Discrepancies in endpoints between clinical trial protocols and clinical trial registration in randomized trials in oncology
Background Clinical trials are an essential part of evidence-based medicine. Hence, to ensure transparency and accountability in these clinical trials, policies for registration have been framed with emphasis on mandatory submission of trial elements, specifically outcome measures. As these efforts evolve further, we sought to evaluate the current status of endpoint reporting in clinical trial registries. Methods We reviewed 71 oncology related randomized controlled trials published in three high impact journals. We compared primary (PEP) and non-primary endpoints (NPEP) between the clinical trial protocols of these trials and their corresponding registration in one of the 14 primary global clinical trial registries. A discrepancy was defined as the non-reporting or absence of an endpoint in either the protocol or registry.
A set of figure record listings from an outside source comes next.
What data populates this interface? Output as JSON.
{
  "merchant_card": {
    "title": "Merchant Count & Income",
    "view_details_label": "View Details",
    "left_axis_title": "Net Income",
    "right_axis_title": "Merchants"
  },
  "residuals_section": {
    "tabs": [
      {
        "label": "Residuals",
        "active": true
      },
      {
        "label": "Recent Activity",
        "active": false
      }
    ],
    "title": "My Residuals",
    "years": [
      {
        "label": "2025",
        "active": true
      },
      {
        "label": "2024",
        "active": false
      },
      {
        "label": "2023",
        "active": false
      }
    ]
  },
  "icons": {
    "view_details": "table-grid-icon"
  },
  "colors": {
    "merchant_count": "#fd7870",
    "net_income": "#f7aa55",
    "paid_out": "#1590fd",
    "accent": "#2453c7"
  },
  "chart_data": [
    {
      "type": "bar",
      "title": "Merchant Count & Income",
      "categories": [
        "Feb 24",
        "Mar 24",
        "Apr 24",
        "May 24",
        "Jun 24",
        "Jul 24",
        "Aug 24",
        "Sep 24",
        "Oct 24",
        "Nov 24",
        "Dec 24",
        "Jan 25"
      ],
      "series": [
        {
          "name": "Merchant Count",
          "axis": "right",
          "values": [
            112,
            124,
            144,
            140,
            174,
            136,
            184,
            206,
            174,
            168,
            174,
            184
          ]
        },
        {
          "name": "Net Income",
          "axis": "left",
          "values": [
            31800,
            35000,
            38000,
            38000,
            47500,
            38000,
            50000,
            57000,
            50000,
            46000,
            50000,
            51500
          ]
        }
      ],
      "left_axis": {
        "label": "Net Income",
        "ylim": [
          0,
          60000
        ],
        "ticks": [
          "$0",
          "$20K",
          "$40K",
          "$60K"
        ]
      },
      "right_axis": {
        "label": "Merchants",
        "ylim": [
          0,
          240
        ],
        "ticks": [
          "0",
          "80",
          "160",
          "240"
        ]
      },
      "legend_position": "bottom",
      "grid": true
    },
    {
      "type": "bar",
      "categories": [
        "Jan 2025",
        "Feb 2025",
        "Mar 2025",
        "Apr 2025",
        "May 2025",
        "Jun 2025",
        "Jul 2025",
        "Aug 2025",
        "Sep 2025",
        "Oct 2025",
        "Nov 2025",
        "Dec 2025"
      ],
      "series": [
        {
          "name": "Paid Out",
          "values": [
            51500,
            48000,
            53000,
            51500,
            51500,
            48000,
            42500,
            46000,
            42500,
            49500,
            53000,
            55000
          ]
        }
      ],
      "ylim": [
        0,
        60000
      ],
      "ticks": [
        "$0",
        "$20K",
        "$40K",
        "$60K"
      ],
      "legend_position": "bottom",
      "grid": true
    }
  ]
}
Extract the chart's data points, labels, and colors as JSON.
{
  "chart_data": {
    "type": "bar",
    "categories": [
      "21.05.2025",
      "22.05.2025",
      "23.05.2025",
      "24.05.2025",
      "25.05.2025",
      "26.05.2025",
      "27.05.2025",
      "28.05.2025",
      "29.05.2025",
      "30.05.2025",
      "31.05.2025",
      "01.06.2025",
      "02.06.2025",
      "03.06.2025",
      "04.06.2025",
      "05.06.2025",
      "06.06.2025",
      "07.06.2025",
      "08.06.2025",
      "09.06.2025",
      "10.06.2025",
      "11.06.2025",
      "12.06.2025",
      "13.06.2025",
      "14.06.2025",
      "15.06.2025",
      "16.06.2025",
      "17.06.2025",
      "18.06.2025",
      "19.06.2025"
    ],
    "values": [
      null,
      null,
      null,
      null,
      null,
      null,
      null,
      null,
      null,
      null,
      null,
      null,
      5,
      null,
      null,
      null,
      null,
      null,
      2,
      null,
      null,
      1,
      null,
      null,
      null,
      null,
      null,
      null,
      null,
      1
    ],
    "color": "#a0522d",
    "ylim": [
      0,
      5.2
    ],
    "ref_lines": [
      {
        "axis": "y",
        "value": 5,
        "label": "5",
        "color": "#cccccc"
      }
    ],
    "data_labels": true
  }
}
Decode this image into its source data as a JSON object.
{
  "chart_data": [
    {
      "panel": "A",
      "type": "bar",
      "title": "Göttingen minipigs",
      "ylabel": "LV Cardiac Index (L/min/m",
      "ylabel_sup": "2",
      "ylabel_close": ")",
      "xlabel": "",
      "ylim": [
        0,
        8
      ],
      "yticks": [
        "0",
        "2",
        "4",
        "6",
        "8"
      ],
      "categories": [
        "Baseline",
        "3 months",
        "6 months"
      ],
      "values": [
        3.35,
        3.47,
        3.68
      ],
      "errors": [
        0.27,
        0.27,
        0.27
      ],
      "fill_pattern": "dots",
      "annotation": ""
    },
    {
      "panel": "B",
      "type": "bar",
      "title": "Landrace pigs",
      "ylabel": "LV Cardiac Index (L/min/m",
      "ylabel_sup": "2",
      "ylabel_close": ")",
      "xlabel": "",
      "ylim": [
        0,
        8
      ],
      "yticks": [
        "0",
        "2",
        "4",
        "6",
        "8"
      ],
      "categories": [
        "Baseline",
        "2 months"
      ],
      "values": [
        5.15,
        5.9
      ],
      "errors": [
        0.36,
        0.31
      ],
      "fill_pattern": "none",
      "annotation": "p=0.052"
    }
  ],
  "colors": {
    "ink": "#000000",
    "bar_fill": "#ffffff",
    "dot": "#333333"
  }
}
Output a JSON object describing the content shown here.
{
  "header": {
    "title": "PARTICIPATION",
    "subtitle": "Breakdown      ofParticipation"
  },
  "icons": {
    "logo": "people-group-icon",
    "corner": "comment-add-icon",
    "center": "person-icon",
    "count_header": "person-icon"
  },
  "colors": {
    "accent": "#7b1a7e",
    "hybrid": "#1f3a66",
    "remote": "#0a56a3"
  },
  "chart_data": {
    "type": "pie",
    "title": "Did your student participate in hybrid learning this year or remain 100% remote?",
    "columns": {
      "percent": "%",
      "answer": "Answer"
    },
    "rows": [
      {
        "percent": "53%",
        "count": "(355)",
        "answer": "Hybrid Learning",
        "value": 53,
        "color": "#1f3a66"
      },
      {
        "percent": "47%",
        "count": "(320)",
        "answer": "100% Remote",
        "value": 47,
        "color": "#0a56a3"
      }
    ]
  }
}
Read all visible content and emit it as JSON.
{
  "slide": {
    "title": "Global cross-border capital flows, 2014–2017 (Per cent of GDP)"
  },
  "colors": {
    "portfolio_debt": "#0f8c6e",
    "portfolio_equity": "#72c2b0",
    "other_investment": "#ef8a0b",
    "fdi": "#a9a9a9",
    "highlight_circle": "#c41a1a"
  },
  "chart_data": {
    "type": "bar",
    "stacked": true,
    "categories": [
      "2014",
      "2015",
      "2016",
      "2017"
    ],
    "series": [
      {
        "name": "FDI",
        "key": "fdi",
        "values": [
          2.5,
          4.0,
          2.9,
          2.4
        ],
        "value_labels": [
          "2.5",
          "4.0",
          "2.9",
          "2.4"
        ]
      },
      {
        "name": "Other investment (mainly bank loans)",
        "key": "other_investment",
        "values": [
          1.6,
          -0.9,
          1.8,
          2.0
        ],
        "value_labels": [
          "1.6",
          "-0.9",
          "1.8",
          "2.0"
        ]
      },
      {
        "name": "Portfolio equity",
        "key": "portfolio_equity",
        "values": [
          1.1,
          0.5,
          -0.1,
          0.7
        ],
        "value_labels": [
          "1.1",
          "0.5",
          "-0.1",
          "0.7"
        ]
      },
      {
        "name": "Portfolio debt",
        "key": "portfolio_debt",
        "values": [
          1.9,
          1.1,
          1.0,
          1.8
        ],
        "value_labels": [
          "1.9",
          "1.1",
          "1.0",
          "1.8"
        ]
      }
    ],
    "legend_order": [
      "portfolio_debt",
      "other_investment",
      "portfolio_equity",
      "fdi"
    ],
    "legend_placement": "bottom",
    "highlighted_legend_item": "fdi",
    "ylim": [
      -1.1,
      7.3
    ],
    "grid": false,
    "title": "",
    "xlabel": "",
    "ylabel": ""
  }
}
The primary endpoint was the rate of discrepancy between secondary endpoints in clinical trial protocols and clinical trial registries. Results Of the 71 clinical trials, a discrepancy in PEP was found in only 4 trials (6%). Secondary endpoint (SEP) differences were found in 45 (63%) trials. Among these 45 trials, 36 (80%) had SEPs that were planned in the protocol but not reported in the registry and 19 (42%) had SEPs with endpoints in the registry that were not found in the protocol. The total number of SEPs that were absent from the corresponding registry and protocol were 84 and 29, respectively. Of these endpoints, 48 (57%) and 9 (31%) were included in the published report of these trials. Conclusion Although recent regulations and enhanced procedures have improved the number and quality of clinical trial registrations, inconsistencies regarding endpoint reporting still exist. Though further guidelines for the registration of clinical trials will help, greater efforts to provide a correct, easily accessible, and complete representation of planned endpoints are needed.